Il est un fait théoriquement bien établi pour les marxistes, et entièrement confirmé par l’expérience de toutes les révolutions et de tous les mouvements révolutionnaires d’Europe, – c’est que le petit propriétaire, le petit patron (type social très largement représenté, formant une masse importante dans bien des pays d’Europe) qui, en régime capitaliste, subit une oppression continuelle et, très souvent, une aggravation terriblement forte et rapide de ses conditions d’existence et la ruine, passe facilement à un révolutionnarisme extrême, mais est incapable de faire preuve de fermeté, d’esprit d’organisation, de discipline et de constance.

Le petit bourgeois, « pris de rage » devant les horreurs du capitalisme, est un phénomène social propre, comme l’anarchisme, à tous les pays capitalistes.

L’instabilité de ce révolutionnarisme, sa stérilité, la propriété qu’il a de se changer rapidement en soumission, en apathie, en vaine fantaisie, et même en engouement « enragé » pour telle ou telle tendance bourgeoise « à la mode », tout cela est de notoriété publique. »

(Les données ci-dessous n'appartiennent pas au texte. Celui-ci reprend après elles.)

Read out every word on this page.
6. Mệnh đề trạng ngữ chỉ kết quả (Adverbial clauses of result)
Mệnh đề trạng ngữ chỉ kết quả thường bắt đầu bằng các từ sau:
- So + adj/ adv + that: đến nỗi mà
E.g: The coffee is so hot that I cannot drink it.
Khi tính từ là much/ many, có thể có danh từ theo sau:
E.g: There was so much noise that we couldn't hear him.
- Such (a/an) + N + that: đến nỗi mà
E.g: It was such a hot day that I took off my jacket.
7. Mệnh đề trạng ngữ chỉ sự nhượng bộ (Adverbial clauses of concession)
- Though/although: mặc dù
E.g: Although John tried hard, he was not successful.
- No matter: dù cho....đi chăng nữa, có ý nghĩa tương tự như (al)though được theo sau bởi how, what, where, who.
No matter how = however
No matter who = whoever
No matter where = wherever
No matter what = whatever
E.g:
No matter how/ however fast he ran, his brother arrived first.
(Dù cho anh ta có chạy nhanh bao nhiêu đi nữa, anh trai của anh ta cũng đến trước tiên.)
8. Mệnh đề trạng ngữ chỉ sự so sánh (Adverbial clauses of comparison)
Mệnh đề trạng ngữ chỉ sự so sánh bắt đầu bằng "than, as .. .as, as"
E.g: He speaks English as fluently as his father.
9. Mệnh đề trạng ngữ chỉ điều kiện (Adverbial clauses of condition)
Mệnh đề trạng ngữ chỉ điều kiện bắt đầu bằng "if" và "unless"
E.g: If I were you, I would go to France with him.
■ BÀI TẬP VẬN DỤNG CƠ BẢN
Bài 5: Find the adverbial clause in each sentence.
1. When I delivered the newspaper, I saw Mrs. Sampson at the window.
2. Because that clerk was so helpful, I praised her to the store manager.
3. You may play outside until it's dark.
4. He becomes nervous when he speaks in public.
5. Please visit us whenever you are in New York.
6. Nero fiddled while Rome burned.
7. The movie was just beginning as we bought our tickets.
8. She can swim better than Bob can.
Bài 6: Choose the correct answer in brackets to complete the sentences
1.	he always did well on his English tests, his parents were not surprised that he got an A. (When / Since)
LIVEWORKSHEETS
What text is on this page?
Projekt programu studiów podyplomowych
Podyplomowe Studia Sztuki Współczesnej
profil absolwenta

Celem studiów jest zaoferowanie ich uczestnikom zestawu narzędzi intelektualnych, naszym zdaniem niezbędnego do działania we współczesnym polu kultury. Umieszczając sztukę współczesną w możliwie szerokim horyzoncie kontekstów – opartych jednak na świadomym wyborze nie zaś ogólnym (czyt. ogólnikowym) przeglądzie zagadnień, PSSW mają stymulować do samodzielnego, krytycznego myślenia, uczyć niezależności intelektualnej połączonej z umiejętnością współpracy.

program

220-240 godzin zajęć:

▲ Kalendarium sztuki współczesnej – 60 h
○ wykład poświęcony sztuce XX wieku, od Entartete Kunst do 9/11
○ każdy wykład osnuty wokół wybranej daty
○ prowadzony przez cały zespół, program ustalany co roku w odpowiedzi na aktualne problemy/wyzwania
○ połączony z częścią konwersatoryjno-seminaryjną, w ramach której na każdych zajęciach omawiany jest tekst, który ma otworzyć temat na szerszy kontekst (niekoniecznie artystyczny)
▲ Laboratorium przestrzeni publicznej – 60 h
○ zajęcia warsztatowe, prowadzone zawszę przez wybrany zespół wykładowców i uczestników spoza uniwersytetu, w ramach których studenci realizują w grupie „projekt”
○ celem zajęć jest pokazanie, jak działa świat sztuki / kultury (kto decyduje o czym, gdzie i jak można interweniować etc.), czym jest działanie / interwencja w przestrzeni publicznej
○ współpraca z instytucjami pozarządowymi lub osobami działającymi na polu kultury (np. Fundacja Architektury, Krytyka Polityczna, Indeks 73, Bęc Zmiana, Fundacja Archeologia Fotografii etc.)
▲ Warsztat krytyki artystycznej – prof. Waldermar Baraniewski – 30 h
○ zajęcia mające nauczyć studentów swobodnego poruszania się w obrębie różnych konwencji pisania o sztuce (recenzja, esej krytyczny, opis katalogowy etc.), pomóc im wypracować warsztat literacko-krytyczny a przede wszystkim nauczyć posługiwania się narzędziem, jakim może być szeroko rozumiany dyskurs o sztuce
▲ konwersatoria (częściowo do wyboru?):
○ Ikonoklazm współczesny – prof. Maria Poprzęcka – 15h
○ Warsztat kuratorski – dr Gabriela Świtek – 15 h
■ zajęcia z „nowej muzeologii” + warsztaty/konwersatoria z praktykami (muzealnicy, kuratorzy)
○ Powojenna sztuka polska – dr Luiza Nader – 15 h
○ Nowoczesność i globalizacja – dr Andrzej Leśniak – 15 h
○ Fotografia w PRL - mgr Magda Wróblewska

L’anticapitalisme romantique est toujours réactionnaire en tant qu’idéologie éclectique et anti-matérialiste ; les individus le portant sont de nature contradictoire politiquement, tendant vers la bourgeoisie ou le prolétariat selon les moments.

La démarche de Front populaire et de démocratie populaire a été mise en avant, durant les années 1930 et 1940, comme moyen de convaincre de manière rationnelle et progressiste les éléments petit-bourgeois de leur intérêt à la démocratie et au socialisme.